Volvo stays in fast lane despite China dip
Volvo Cars' Swedish chief executive, Håkan Samuelsson. Photo: Bertil Ericson/TT

Note: An earlier version of this story said that first-half profits fell. While net profit attributable to shareholders indeed fell, overall net profits were up. The story has been amended to reflect this.

Net profit more than tripled to 877 million kronor (92 million euros, $56 million), while turnover climbed by 12 percent to 75.2 billion kronor.

Operating profit surged by more than 70 percent to 1.66 billion kronor, thanks to a strong US currency and robust sales of Volvo's SUV model XC60.

But net income attributable to owners of the parent company dropped by 60 percent to 173 million kronor (18 million euros, $20 million).
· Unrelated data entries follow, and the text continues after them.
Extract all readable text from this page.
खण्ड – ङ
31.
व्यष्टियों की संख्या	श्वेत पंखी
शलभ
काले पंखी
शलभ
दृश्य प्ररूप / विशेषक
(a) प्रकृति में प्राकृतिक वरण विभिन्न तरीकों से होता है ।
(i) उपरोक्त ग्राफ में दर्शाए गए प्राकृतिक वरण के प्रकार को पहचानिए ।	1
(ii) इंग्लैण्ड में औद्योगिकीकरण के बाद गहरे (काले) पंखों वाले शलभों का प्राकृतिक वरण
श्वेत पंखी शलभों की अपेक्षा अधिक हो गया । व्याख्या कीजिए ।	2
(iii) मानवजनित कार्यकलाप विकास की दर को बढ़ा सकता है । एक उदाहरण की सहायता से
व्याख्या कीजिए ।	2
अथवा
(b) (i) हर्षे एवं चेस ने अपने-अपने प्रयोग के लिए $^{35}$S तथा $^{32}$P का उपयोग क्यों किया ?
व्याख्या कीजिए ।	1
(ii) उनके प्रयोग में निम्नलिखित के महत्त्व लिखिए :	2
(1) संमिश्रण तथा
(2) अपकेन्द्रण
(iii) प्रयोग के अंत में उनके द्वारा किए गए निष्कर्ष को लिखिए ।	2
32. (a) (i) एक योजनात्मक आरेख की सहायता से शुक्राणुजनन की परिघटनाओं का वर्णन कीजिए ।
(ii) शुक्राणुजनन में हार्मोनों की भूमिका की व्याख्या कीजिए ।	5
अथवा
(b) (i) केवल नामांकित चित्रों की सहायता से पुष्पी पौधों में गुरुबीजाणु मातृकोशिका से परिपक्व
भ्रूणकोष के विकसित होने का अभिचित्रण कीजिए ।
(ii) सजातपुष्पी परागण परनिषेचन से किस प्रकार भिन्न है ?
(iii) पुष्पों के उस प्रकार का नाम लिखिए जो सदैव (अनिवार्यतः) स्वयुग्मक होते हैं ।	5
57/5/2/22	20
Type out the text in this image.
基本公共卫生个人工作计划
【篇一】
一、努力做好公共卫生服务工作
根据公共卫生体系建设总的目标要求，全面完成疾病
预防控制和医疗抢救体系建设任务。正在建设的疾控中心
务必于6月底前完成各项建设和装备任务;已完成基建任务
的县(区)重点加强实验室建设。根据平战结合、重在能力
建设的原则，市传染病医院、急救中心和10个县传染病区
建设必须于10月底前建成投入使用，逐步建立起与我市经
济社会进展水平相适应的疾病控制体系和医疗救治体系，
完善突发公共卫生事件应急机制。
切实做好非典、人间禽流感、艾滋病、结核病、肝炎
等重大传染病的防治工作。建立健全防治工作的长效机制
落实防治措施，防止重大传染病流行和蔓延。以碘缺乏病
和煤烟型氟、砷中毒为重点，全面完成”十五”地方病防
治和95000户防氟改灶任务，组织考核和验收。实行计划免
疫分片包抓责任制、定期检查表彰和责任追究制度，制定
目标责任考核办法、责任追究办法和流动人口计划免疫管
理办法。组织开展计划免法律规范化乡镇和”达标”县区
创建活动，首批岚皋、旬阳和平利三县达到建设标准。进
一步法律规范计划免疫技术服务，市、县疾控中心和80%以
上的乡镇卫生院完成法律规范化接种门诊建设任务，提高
Volvo's overall car sales in terms of units rose by 1.4 percent to 232,284 during the first half.

The strongest sales growth was registered in Sweden and western Europe, while they remained stable in the United States and declined in China, by 1.2 percent, and the rest of the world, including Russia.

Volvo went through several dark years before returning to profit in 2013. In 2014, it beat its sales record from 2007, selling almost 466,000 vehicles. CEO Hakan Samuelsson told Swedish news agency TT the company expects to sell 500,000 cars this year.

The number of Volvo employees has risen by 10 percent in the past year, to 28,000 worldwide.

Despite its economic slowdown, Volvo plans to boost its presence in China and has acquired 50 percent of three joint ventures from parent company Geely: two assembly plants and one research and development centre.

Geely paid $1.8 billion to buy Volvo from US carmaker Ford in 2010.